Wilco1 - Tuesday, September 2, 2014 - link
You've showed some numbers but not explained how they were made. As I said in my other post, MIPS uses a trick to get its CoreMark score, so any competitor result without the same trick will obviously look bad.And this is the issue with benchmarketing, unless it is possible to reproduce the score yourself, it is hard to believe any vendor-supplied scores.
name99 - Tuesday, September 2, 2014 - link
(a) Thanks for explaining SMT to stupid old me who's been in a coma for the past fifteen years and has never heard of the concept. Not sure WTF it has to do with my actual point about the dearth of threaded APPLICATIONS...(b) I'm not the guy trying to sell a CPU to the rest of the world, so I'm not sure why it's my job to provide numbers, but OK, here we go.
iPhone 5S at 1.3GHz gets a geekbench-singlecore rating of about 1300, and a sunspider rating (with iOS7) of 416. What do you have as closest equivalent numbers?
DMIPS --- give me a break. No-one cares about that because it tells you precisely nothing about anything hard that the CPU does. Coremark's slightly more interesting, but why don't you give some comparable CoreMark/MHz values so we can see what you consider to be your competitors.
I see, for example, that Exynos quad A9 claims a value of 15.89 and a dual-core A15 claims 9.36. Would you consider those competitors?
(As comparison, a single core A53 (at least the QC Snapdragon 410 variant) gets 3.7 according to AnandTech --- but 3.0 according to other sources so??? A57 is supposed to get 3.9, but who knows how trustworthy that number is.)
Assuming your 5.6 number is for multi-threaded operation, I'm going to do the naive thing and say that that tells me the single-threaded value is 2.8, which is apparently worse than an A53. If you don't like that arithmetic, then give us the single-threaded benchmark numbers, rather than trying to persuade us that phones are a great example of user-level multi-threaded software.
alexvoica - Wednesday, September 3, 2014 - link
Please understand that CoreMark does not work like that for multi-threading vs multicore.If you look at their website https://www.eembc.org/coremark/
PThreads refer to performance for both cores and/or threads - they do not specifically say which is which.
ARM scores are for multicore versions - this is why the CoreMark per MHz per core number is obtained by dividing that number by the number of PThreads. For example, for one Cortex-A15 you have 9.36 / 2 = 4.68 CoreMark/MHz. A single core proAptiv - which is a single-threaded design too - offers 5.1 CoreMark/MHz.
The number we've quoted for I6400 is 5.6 CoreMark/MHz.

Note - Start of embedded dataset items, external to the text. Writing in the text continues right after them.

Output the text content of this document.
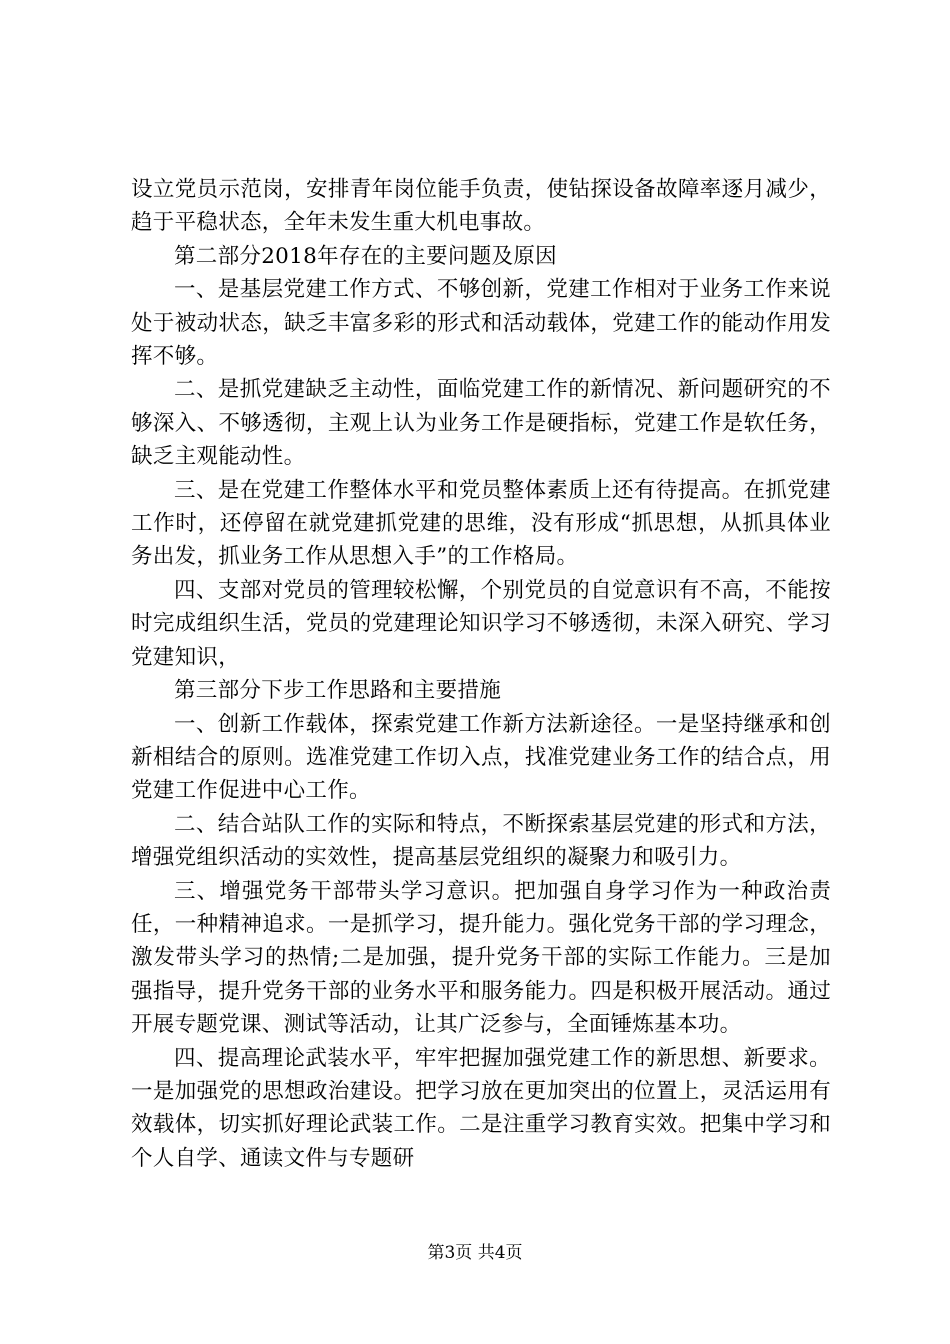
设立党员示范岗，安排青年岗位能手负责，使钻探设备故障率逐月减少，趋于平稳状态，全年未发生重大机电事故。

第二部分2018年存在的主要问题及原因

一、是基层党建工作方式、不够创新，党建工作相对于业务工作来说处于被动状态，缺乏丰富多彩的形式和活动载体，党建工作的能动作用发挥不够。

二、是抓党建缺乏主动性，面临党建工作的新情况、新问题研究的不够深入、不够透彻，主观上认为业务工作是硬指标，党建工作是软任务，缺乏主观能动性。

三、是在党建工作整体水平和党员整体素质上还有待提高。在抓党建工作时，还停留在就党建抓党建的思维，没有形成“抓思想，从抓具体业务出发，抓业务工作从思想入手”的工作格局。

四、支部对党员的管理较松懈，个别党员的自觉意识有不高，不能按时完成组织生活，党员的党建理论知识学习不够透彻，未深入研究、学习党建知识，

第三部分下步工作思路和主要措施

一、创新工作载体，探索党建工作新方法新途径。一是坚持继承和创新相结合的原则。选准党建工作切入点，找准党建业务工作的结合点，用党建工作促进中心工作。

二、结合站队工作的实际和特点，不断探索基层党建的形式和方法，增强党组织活动的实效性，提高基层党组织的凝聚力和吸引力。

三、增强党务干部带头学习意识。把加强自身学习作为一种政治责任，一种精神追求。一是抓学习，提升能力。强化党务干部的学习理念，激发带头学习的热情;二是加强，提升党务干部的实际工作能力。三是加强指导，提升党务干部的业务水平和服务能力。四是积极开展活动。通过开展专题党课、测试等活动，让其广泛参与，全面锤炼基本功。

四、提高理论武装水平，牢牢把握加强党建工作的新思想、新要求。一是加强党的思想政治建设。把学习放在更加突出的位置上，灵活运用有效载体，切实抓好理论武装工作。二是注重学习教育实效。把集中学习和个人自学、通读文件与专题研

第3页 共4页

For multithreading however, you do not divide by number of threads since these are not individual CPUs but threads part of a single core. The score for a single core, single threaded I6400 is not half of 5.6. We specify very clearly in the press release/blog article that adding another thread improves performance by 40-50%, so your numbers are incorrect.

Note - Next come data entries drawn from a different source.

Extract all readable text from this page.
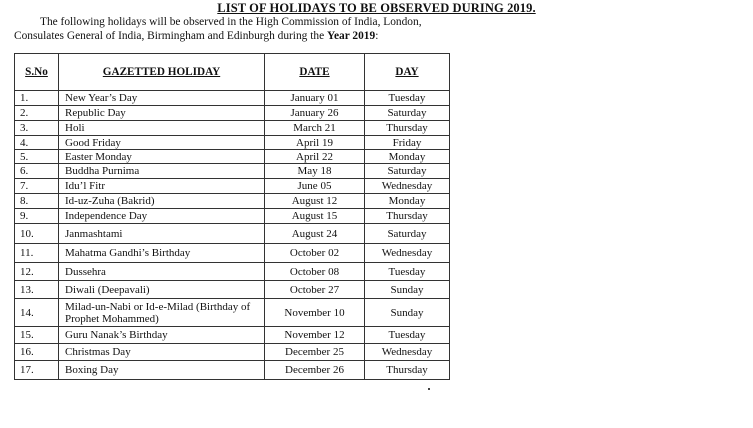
LIST OF HOLIDAYS TO BE OBSERVED DURING 2019.
The following holidays will be observed in the High Commission of India, London, Consulates General of India, Birmingham and Edinburgh during the Year 2019:
S.No	GAZETTED HOLIDAY	DATE	DAY
1.	New Year’s Day	January 01	Tuesday
2.	Republic Day	January 26	Saturday
3.	Holi	March 21	Thursday
4.	Good Friday	April 19	Friday
5.	Easter Monday	April 22	Monday
6.	Buddha Purnima	May 18	Saturday
7.	Idu’l Fitr	June 05	Wednesday
8.	Id-uz-Zuha (Bakrid)	August 12	Monday
9.	Independence Day	August 15	Thursday
10.	Janmashtami	August 24	Saturday
11.	Mahatma Gandhi’s Birthday	October 02	Wednesday
12.	Dussehra	October 08	Tuesday
13.	Diwali (Deepavali)	October 27	Sunday
14.	Milad-un-Nabi or Id-e-Milad (Birthday of Prophet Mohammed)	November 10	Sunday
15.	Guru Nanak’s Birthday	November 12	Tuesday
16.	Christmas Day	December 25	Wednesday
17.	Boxing Day	December 26	Thursday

I still don't understand why you are pushing your agenda so aggressively and jump to conclusions since the data is clear. The author of the article chose to quote DMIPS, but I believe we have presented a valid combination of benchmarks and scenarios. Again, we are not competing with silicon manufacturers - some of them are licensees - but with other IP vendors.
Wilco1 - Wednesday, September 3, 2014 - link
I don't agree Dhrystone and CoreMark are valid benchmarks for CPU comparisons - both are easily cheated. You claim some great results but you know very well these are not indicative of actual CPU performance. Both benchmarks use special compiler tricks (like I mentioned in other posts) that only speedup these benchmarks, but nothing else. I bet SPEC scores are not nearly as good.Once again eg. NVidia actually posted real scores for lots of benchmarks of their SoCs, including SPEC. Do the same rather than playing these benchmarketing games and you'll gain a lot more credibility.